Chinese billionaire buys Chateau Chenu Lafitte, in Cotes de Bourg
- Friday 19 November 2010
One of the minority shareholders, Guolong Yin, has been running the estate since April 2010, when the purchase was complete - although negotiations began over three years ago. The identity of the main purchaser has not been revealed, although it is understood that he is a shipping tycoon based in China and his son – now the owner of Chenu Lafitte – is 20 years old, studies economics and politics in London, and is behind a chain of clothing stores across the UK.
Chenu Lafitte is a name that has been dormant for a number of years, owned by Philippe Darricarrère of Chateau Mille Secousses, also in Bourg. It was Darricarrère who sold the name, along with the vines and the 18th century chateau that had been his family home, to the group of Chinese investors. He has kept 42 hectares of vines for Chateau Mille Secousses.
‘Chenu Lafitte was an old name that we had the rights to use, and it made sense to sell it when financial difficulties forced us to break up our estate,.’ Darricarrère told decanter.com. ‘But I am happy that the new owners are investing in the property, and relations are very good between us. My son continues to work across both properties every day, and I visit them several times a week.’
The name Chenu Lafitte indicates that a similar impetus may have been at work as with the first Bordeaux estate bought by a Chinese company, Chateau Latour Laguens. This AOC Bordeaux property was bought in 2008 by Longhai International, and suggests that an association (in name only) with prestigious First Growth properties is a key attraction. Yin told local newspaper Sud Ouest this week that his objective is to sell the wine in China, and that he has chosen to put AOC Bordeaux on the label, rather than the less well known AOC Cotes de Bourg.
‘I believe it was the location of the estate, next to the Dordogne river, and its wonderful old park and building, that first attracted them,’ says Darricarrère, ‘and I know they are hoping to develop wine tourism on the estate. But of course this is also a wonderful brand name.’

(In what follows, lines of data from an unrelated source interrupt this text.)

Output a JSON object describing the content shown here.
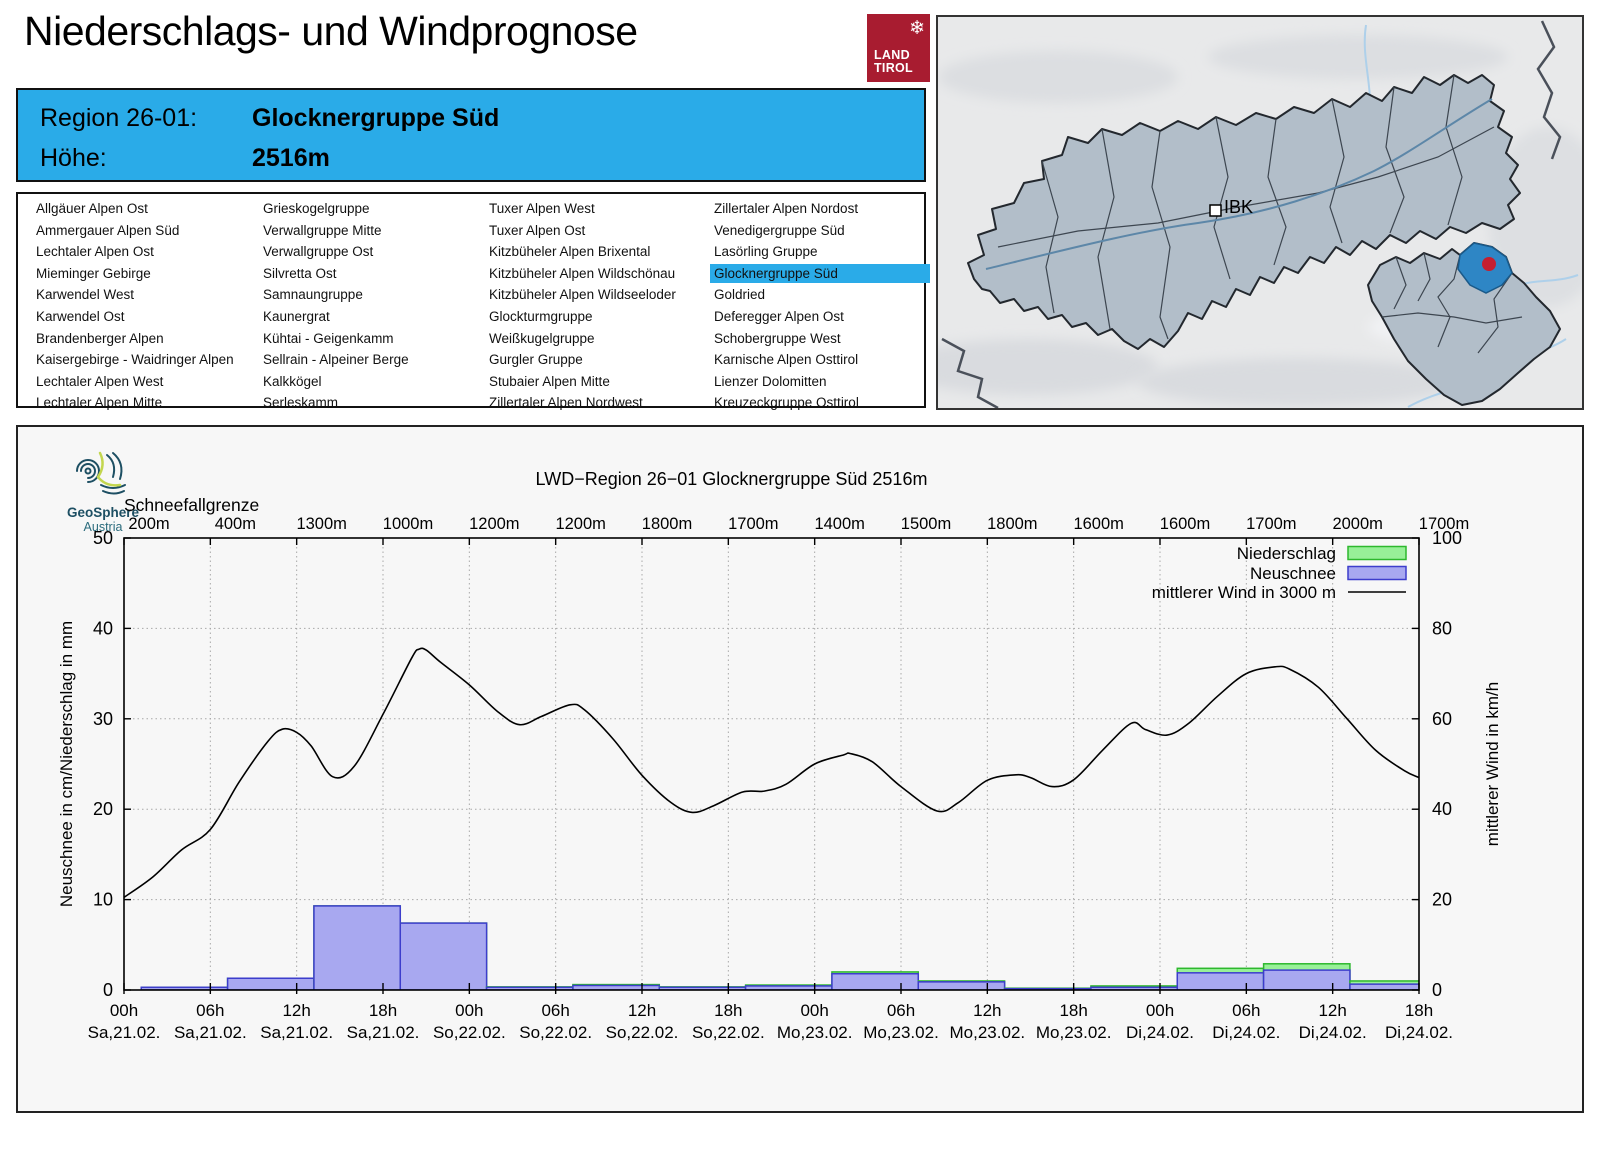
{
  "header": {
    "title": "Niederschlags- und Windprognose",
    "logo": {
      "line1": "LAND",
      "line2": "TIROL",
      "snowflake_icon": "❄"
    }
  },
  "region_info": {
    "region_label": "Region 26-01:",
    "region_name": "Glocknergruppe Süd",
    "altitude_label": "Höhe:",
    "altitude_value": "2516m"
  },
  "region_table": {
    "selected": "Glocknergruppe Süd",
    "columns": [
      [
        "Allgäuer Alpen Ost",
        "Ammergauer Alpen Süd",
        "Lechtaler Alpen Ost",
        "Mieminger Gebirge",
        "Karwendel West",
        "Karwendel Ost",
        "Brandenberger Alpen",
        "Kaisergebirge - Waidringer Alpen",
        "Lechtaler Alpen West",
        "Lechtaler Alpen Mitte"
      ],
      [
        "Grieskogelgruppe",
        "Verwallgruppe Mitte",
        "Verwallgruppe Ost",
        "Silvretta Ost",
        "Samnaungruppe",
        "Kaunergrat",
        "Kühtai - Geigenkamm",
        "Sellrain - Alpeiner Berge",
        "Kalkkögel",
        "Serleskamm"
      ],
      [
        "Tuxer Alpen West",
        "Tuxer Alpen Ost",
        "Kitzbüheler Alpen Brixental",
        "Kitzbüheler Alpen Wildschönau",
        "Kitzbüheler Alpen Wildseeloder",
        "Glockturmgruppe",
        "Weißkugelgruppe",
        "Gurgler Gruppe",
        "Stubaier Alpen Mitte",
        "Zillertaler Alpen Nordwest"
      ],
      [
        "Zillertaler Alpen Nordost",
        "Venedigergruppe Süd",
        "Lasörling Gruppe",
        "Glocknergruppe Süd",
        "Goldried",
        "Deferegger Alpen Ost",
        "Schobergruppe West",
        "Karnische Alpen Osttirol",
        "Lienzer Dolomitten",
        "Kreuzeckgruppe Osttirol"
      ]
    ]
  },
  "map": {
    "city_label": "IBK"
  },
  "colors": {
    "header_blue": "#2aabe8",
    "land_tirol_red": "#a81c30",
    "niederschlag_fill": "#98f098",
    "niederschlag_stroke": "#2eb82e",
    "neuschnee_fill": "#a8a8f0",
    "neuschnee_stroke": "#3d3dcc",
    "wind_line": "#000000",
    "map_region_fill": "#b2bec9",
    "map_highlight_fill": "#2e86c5",
    "map_dot_red": "#c41f30"
  },
  "chart_data": {
    "type": "combo-bar-line",
    "title": "LWD−Region 26−01 Glocknergruppe Süd 2516m",
    "branding": {
      "name": "GeoSphere",
      "sub": "Austria"
    },
    "snowline_header": "Schneefallgrenze",
    "snowline_labels": [
      "200m",
      "400m",
      "1300m",
      "1000m",
      "1200m",
      "1200m",
      "1800m",
      "1700m",
      "1400m",
      "1500m",
      "1800m",
      "1600m",
      "1600m",
      "1700m",
      "2000m",
      "1700m"
    ],
    "x_tick_hours": [
      "00h",
      "06h",
      "12h",
      "18h",
      "00h",
      "06h",
      "12h",
      "18h",
      "00h",
      "06h",
      "12h",
      "18h",
      "00h",
      "06h",
      "12h",
      "18h"
    ],
    "x_tick_dates": [
      "Sa,21.02.",
      "Sa,21.02.",
      "Sa,21.02.",
      "Sa,21.02.",
      "So,22.02.",
      "So,22.02.",
      "So,22.02.",
      "So,22.02.",
      "Mo,23.02.",
      "Mo,23.02.",
      "Mo,23.02.",
      "Mo,23.02.",
      "Di,24.02.",
      "Di,24.02.",
      "Di,24.02.",
      "Di,24.02."
    ],
    "x_range_hours": [
      0,
      90
    ],
    "ylabel_left": "Neuschnee in cm/Niederschlag in mm",
    "ylabel_right": "mittlerer Wind in km/h",
    "ylim_left": [
      0,
      50
    ],
    "yticks_left": [
      0,
      10,
      20,
      30,
      40,
      50
    ],
    "ylim_right": [
      0,
      100
    ],
    "yticks_right": [
      0,
      20,
      40,
      60,
      80,
      100
    ],
    "legend": [
      {
        "label": "Niederschlag",
        "type": "box",
        "fill": "#98f098",
        "stroke": "#2eb82e"
      },
      {
        "label": "Neuschnee",
        "type": "box",
        "fill": "#a8a8f0",
        "stroke": "#3d3dcc"
      },
      {
        "label": "mittlerer Wind in 3000 m",
        "type": "line",
        "stroke": "#000000"
      }
    ],
    "bars": {
      "interval_hours": 6,
      "start_offset_hours": 1.2,
      "niederschlag_mm": [
        0.3,
        1.3,
        9.3,
        7.4,
        0.35,
        0.6,
        0.35,
        0.55,
        2.0,
        1.0,
        0.2,
        0.45,
        2.4,
        2.9,
        1.0
      ],
      "neuschnee_cm": [
        0.3,
        1.3,
        9.3,
        7.4,
        0.3,
        0.5,
        0.3,
        0.45,
        1.8,
        0.9,
        0.15,
        0.3,
        1.9,
        2.2,
        0.65
      ]
    },
    "wind_kmh": {
      "x_hours": [
        0,
        2,
        4,
        6,
        8,
        10,
        11,
        12,
        13,
        14.5,
        16,
        18,
        20,
        20.5,
        21,
        22,
        24,
        26,
        27.5,
        29,
        31,
        32,
        34,
        36,
        38,
        39.5,
        41,
        43,
        44.5,
        46,
        48,
        50,
        50.5,
        52,
        54,
        56.5,
        58,
        60,
        62,
        63,
        64.5,
        66,
        68,
        70,
        71,
        72.5,
        74,
        76,
        78,
        80,
        81,
        83,
        85,
        87,
        89,
        90
      ],
      "values": [
        20.5,
        25,
        31,
        35.5,
        46,
        55,
        57.7,
        57,
        54,
        47.2,
        49.5,
        61,
        73.5,
        75.4,
        75.2,
        72.5,
        67.5,
        61.5,
        58.7,
        60.5,
        63.1,
        62,
        55.5,
        47.5,
        41.5,
        39.3,
        40.8,
        43.8,
        44,
        45.5,
        50,
        52,
        52.3,
        50.5,
        45,
        39.6,
        41.5,
        46.4,
        47.6,
        47,
        45,
        46.5,
        53,
        59,
        57.6,
        56.4,
        59,
        65,
        70,
        71.5,
        71,
        67,
        60,
        53,
        48.5,
        47
      ]
    }
  }
}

Many observers believe this is the beginning of a wider trend. ‘Numerous Chinese investors have started to look at buying property in Bordeaux over the past few years,’ Sacha Lichine – former owner of Prieure Lichine in Margaux who is now running a wine property fund in Hong Kong - told decanter.com, ’They started off drinking the wine, but now they are wanting to own the vines as well.’